How and Why Nitrogen Pollution Impacts Public Health and the Environment
Agriculture-based nitrogen pollution impacts public health, drinking water, air quality, fisheries and the environment.
“Air pollution kills people, and compromises millions of lives. And nitrogen is a big part of that problem. ” – Alan Townsend, University of Colorado Professor of Ecology and Evolutionary Biology

Everyone knows the story of carbon: the tale of a naturally occurring substance, crucial for life to exist at all, that human interference has turned into a threat to long-term life on earth through climate change. But nearly nobody knows the similarly troubling story of one of the other building blocks of life: nitrogen.
You can’t live without Nitrogen. If you don’t get enough Nitrogen, you die. It is written into every strand of our DNA. It makes up 80 percent of the earth’s atmosphere. But not a single atom of the N-rich air we breathe in and out can nourish us, or any plant or animal. In this “inert” form, it is inaccessible.
All life needs Nitrogen in a different “fixed” form that is far less abundant in the natural world. The amount of available fixed nitrogen acted as a limiting factor for life on earth – dictating the amount of plant/crop growth that is possible, and thus the amount of food we could grow. This “cap” on life existed until humans discovered a way to manufacture fixed Nitrogen.
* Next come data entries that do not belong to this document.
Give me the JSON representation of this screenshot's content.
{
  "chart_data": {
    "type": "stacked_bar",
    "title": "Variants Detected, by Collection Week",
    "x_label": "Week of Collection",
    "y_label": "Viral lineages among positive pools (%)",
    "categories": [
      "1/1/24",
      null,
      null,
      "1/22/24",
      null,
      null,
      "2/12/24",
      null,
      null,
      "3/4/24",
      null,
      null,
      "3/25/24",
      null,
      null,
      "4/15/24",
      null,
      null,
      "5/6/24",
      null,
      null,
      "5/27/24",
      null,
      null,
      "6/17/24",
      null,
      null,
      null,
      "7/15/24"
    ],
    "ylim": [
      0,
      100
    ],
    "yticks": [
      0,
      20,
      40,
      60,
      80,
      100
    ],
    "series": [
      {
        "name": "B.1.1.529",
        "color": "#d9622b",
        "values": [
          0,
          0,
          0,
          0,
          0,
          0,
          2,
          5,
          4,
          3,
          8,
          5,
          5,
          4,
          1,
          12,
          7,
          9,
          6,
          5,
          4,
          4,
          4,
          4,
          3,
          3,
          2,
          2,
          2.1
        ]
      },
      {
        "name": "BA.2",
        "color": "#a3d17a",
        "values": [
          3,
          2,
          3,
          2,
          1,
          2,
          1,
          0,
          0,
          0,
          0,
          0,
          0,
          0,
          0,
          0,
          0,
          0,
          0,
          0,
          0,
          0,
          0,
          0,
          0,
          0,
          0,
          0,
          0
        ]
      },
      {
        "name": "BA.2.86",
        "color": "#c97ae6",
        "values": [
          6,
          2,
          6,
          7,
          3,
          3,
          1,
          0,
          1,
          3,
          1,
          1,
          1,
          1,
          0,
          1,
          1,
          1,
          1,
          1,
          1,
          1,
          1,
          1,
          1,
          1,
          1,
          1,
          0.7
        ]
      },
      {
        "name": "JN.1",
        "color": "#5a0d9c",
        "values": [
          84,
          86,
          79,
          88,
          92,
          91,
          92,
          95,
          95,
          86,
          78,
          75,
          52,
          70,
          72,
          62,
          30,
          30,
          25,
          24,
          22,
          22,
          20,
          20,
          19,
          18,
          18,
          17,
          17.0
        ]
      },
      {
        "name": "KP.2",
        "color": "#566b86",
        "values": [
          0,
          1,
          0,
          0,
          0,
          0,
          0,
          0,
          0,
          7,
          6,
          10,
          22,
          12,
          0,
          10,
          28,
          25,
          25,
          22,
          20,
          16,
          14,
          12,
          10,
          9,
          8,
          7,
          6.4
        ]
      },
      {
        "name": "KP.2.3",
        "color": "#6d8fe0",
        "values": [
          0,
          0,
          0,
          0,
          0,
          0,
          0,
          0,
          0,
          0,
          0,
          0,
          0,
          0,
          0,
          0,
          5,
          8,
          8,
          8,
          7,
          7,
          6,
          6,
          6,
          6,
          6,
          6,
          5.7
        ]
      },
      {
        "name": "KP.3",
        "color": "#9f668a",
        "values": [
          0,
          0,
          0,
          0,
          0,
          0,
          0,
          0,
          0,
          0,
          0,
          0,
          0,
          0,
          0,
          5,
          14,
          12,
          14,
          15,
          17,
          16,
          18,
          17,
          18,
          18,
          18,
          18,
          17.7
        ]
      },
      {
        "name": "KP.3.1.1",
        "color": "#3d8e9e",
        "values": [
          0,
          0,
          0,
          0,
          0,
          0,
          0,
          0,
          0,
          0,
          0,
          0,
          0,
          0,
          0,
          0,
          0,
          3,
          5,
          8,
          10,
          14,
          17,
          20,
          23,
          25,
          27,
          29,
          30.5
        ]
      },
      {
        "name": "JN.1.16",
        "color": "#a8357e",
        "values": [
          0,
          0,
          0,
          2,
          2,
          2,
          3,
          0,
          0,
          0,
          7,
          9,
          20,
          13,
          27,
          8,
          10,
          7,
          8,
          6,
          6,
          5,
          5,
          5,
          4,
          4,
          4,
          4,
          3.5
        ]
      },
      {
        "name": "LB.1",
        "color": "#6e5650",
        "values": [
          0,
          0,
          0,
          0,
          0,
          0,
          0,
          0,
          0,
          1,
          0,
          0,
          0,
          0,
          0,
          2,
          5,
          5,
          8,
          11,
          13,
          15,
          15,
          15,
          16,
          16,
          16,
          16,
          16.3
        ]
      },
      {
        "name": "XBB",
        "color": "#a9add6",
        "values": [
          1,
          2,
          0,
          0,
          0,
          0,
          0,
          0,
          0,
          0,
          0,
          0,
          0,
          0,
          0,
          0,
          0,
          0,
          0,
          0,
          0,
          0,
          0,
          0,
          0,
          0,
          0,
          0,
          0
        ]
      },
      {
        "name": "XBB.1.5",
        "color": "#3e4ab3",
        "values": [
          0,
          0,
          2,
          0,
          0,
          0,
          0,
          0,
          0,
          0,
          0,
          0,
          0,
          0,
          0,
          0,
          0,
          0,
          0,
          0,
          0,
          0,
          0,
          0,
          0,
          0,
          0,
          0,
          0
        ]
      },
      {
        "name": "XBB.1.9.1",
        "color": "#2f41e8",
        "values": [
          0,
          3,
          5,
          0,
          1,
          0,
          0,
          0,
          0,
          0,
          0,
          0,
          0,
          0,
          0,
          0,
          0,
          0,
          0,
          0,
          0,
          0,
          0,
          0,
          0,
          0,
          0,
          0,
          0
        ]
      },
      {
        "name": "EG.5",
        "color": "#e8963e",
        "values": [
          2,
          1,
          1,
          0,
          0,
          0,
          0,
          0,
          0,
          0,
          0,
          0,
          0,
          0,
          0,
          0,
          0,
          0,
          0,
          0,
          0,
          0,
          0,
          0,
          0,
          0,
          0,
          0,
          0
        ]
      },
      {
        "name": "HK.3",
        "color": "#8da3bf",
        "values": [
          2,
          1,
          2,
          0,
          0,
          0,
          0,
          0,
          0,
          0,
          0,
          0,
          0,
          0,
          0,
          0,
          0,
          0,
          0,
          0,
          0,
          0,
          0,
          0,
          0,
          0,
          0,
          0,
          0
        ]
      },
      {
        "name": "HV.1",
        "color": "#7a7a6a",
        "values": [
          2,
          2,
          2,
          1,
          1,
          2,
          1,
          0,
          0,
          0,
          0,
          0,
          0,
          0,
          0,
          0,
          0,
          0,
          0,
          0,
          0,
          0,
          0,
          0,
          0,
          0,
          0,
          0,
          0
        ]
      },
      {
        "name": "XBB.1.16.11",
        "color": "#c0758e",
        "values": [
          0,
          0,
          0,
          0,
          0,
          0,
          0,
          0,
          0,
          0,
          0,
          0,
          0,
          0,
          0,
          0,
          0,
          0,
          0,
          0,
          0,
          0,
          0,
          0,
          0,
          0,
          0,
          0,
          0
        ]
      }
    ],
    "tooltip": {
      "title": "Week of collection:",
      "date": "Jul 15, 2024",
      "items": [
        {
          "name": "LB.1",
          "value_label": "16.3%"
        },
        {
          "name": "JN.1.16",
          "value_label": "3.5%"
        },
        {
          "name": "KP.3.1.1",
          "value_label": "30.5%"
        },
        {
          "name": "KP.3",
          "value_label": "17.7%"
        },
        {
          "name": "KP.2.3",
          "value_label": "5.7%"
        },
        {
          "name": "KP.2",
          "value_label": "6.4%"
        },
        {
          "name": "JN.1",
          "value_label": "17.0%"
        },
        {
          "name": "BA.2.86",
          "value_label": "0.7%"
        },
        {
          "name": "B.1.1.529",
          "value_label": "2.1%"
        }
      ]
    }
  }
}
This has allowed food production to keep up with the steadily increasing human population (at least 2 billion humans would starve today without it). But we’re conducting a global science experiment: all this extra nitrogen is causing dramatic environmental changes, poisoning rivers and lakes, killing huge sections of the ocean and boosting global warming.
This is a major untold story and one of the biggest environmental problems we face.
Here are the major reasons why:
Ozone Pollution:
Nitrogen pollution in the form of nitrous oxide increases ground level ozone, leading to a host of human health problems including cardiac and respiratory disease.